50
(#1062495)
galatasaray sportif a.ş’nin sermaye artırımı ile ilgili bir yazı yazdım. ortalıkta, bloglarda dolaşan yalan yanlış çarpıtma bir yazı vardı, onu da aldım teker teker, satır satır, cümle cümle yazılan her şeye cevap verdim. o yazının sahibi, belli kanına dokunmuş ortaya attığı yalanların yüzüne vurulması, konuyu burak yılmaz’ın yere atmasına falan getirmiş ama yazılan hiçbir şeye cevap vermemiş. ya da cevap verecek donanımı yok, en iyi bildikleri şey olan ad hominem’i yapmış. bana da cahil bilge demiş. teşekkür ederim. ahah.
ben dün yazdım bıraktım, susar da önüne bakar diye. ben nerede yanlış yapıyorum der diye düşünür sandım. yetmemiş,itin götünden çıkmış belli, havlamış. madem öyle, bu sefer itin götüne sokalım, tıpayı da tıkayalım ki çıkamasın bir daha.
başlayalım mı ulu manitu?
dünkü yazımızda yazdığımız gibi, galatasaray sportif a.ş. bedelli sermaye artırımına giderken, şirket’in ortaklarından %55 paya sahip olan galatasaray spor kulübü, bedelli sermaye artırımına şirket’ten olan alacaklarına mahsuben katıldı, nakit koymadı. bunun yasal bir durum olduğunu, ortakların şirket’ten alacaklarının sermaye artırımı vasıtasıyla sermayeye devrolunabileceğini yazdık. hatta bunun bağımsız denetim raporunda da görülebileceğini söyledik. ama kendisi tutturmuş (gbkz: “reel” nakit)(gbkz: “reel” nakit) diye bir şey. ağlayıp da susmayan bebeklerin ağzına emzik verir gibi 2 tane banka dekontu versen susacak belli ki.

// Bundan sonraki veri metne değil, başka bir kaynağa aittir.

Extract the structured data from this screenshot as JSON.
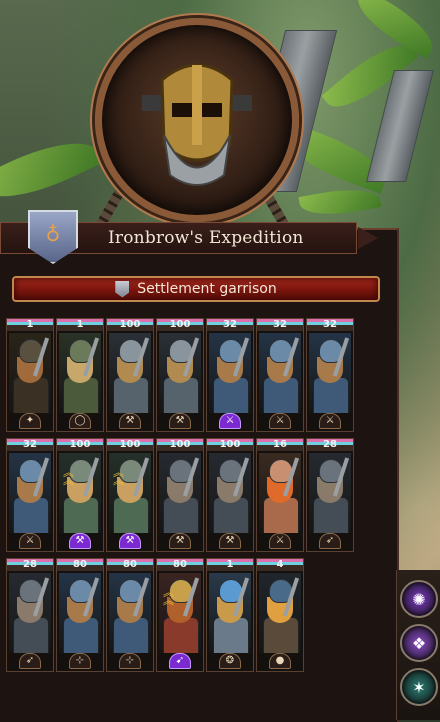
{
  "header": {
    "title": "Ironbrow's Expedition",
    "banner_glyph": "♁"
  },
  "garrison": {
    "label": "Settlement garrison",
    "icon": "shield-icon"
  },
  "units": [
    {
      "count": "1",
      "type": "general",
      "type_glyph": "✦",
      "rank": false,
      "magic": false,
      "palette": "dark-gold"
    },
    {
      "count": "1",
      "type": "engineer",
      "type_glyph": "◯",
      "rank": false,
      "magic": false,
      "palette": "green-hood"
    },
    {
      "count": "100",
      "type": "warriors",
      "type_glyph": "⚒",
      "rank": false,
      "magic": false,
      "palette": "steel"
    },
    {
      "count": "100",
      "type": "warriors",
      "type_glyph": "⚒",
      "rank": false,
      "magic": false,
      "palette": "steel"
    },
    {
      "count": "32",
      "type": "quarrellers",
      "type_glyph": "⚔",
      "rank": false,
      "magic": true,
      "palette": "blue-armor"
    },
    {
      "count": "32",
      "type": "quarrellers",
      "type_glyph": "⚔",
      "rank": false,
      "magic": false,
      "palette": "blue-armor"
    },
    {
      "count": "32",
      "type": "quarrellers",
      "type_glyph": "⚔",
      "rank": false,
      "magic": false,
      "palette": "blue-armor"
    },
    {
      "count": "32",
      "type": "quarrellers",
      "type_glyph": "⚔",
      "rank": false,
      "magic": false,
      "palette": "blue-armor"
    },
    {
      "count": "100",
      "type": "warriors",
      "type_glyph": "⚒",
      "rank": true,
      "magic": true,
      "palette": "green-steel"
    },
    {
      "count": "100",
      "type": "warriors",
      "type_glyph": "⚒",
      "rank": true,
      "magic": true,
      "palette": "green-steel"
    },
    {
      "count": "100",
      "type": "ironbreakers",
      "type_glyph": "⚒",
      "rank": false,
      "magic": false,
      "palette": "dark-steel"
    },
    {
      "count": "100",
      "type": "ironbreakers",
      "type_glyph": "⚒",
      "rank": false,
      "magic": false,
      "palette": "dark-steel"
    },
    {
      "count": "16",
      "type": "slayers",
      "type_glyph": "⚔",
      "rank": false,
      "magic": false,
      "palette": "slayer"
    },
    {
      "count": "28",
      "type": "thunderers",
      "type_glyph": "➶",
      "rank": false,
      "magic": false,
      "palette": "dark-steel"
    },
    {
      "count": "28",
      "type": "thunderers",
      "type_glyph": "➶",
      "rank": false,
      "magic": false,
      "palette": "dark-steel"
    },
    {
      "count": "80",
      "type": "quarrellers",
      "type_glyph": "⊹",
      "rank": false,
      "magic": false,
      "palette": "blue-armor"
    },
    {
      "count": "80",
      "type": "quarrellers",
      "type_glyph": "⊹",
      "rank": false,
      "magic": false,
      "palette": "blue-armor"
    },
    {
      "count": "80",
      "type": "thunderers",
      "type_glyph": "➹",
      "rank": true,
      "magic": true,
      "palette": "red-gold"
    },
    {
      "count": "1",
      "type": "gyrocopter",
      "type_glyph": "❂",
      "rank": false,
      "magic": false,
      "palette": "airship"
    },
    {
      "count": "4",
      "type": "cannon",
      "type_glyph": "●",
      "rank": false,
      "magic": false,
      "palette": "cannon"
    }
  ],
  "side_buttons": [
    {
      "icon": "magic-icon",
      "glyph": "✺",
      "color": "#7a3ac0"
    },
    {
      "icon": "arcane-icon",
      "glyph": "❖",
      "color": "#8a4ac8"
    },
    {
      "icon": "rune-icon",
      "glyph": "✶",
      "color": "#2a7a70"
    }
  ]
}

kısaca bir örnek verelim hemen fenerbahçeli arkadaşımızın “reel” nakit “reel” nakit diye ağladığı duruma. galatasaray sportif a.ş. gitti bankadan 1 gün vadeli 200 milyon tl kredi çekti. gitti bu kredi ile galatasaray spor kulübüne olan borcunu ödedi. galatasaray spor kulübünün kasasında 200 milyon tl nakit var artık değil mi? ertesi gün gitti bu parayla sportif a.ş’nin bedelli sermaye artırımına katıldı. para tekrardan galatasaray sportif a.ş’nin hesaplarına girdi. tek farkı, pasif tarafta ortaklara borçlar hesabında dururken, artık özkaynakların altında yer alması. sportif a.ş de, elindeki 200 milyon tl nakitle gitti ertesi gün bankaya borcunu kapadı. elimizde ne var şu anda? sportif a.ş. kulübe olan borcunu ödedi, yükümlülüğü yok. kulüp, bedelli sermaye artırımına “reel” nakit olarak 200 milyon tl ile iştirak etti. galatasaray sportif a.ş. bankaya olan kredi borcunu ödedi. elimizde sadece 2 tane dekont ve bir adet kredi sözleşmesi kaldı.fıkrası bile var bu konunun, bankacı olanlar bilir;
yaşlı bankacı ile genc bankacı parkta sohbet ederek dolasiyorlar. yasli gence meslegin puf noktalarini anlatiyor:
‘ -bak evladim. bu meslekte basarili olmak icin sadece firsatları degerlendirmek yetmez. zaman zaman firsatlari da senin yaratman gerekir. bunun için surekli dikkatli olman gerekir. uygun bir yorumla hic umulmadik olaylar bile, çok büyük firsatlara dönüşebilir. bak mesela, şu karşida gördüğün taze kopek pisligi sana sadece iğrenç bir şey olarak geliyordur. ama ben eğer, ‘şu pislikten bir lokma alip agzina atarsan sana 1 milyar lira veririm’ dersem, olay senin açindan nasil da büyük bir firsata dönüşüverir degil mi? yapar misin?’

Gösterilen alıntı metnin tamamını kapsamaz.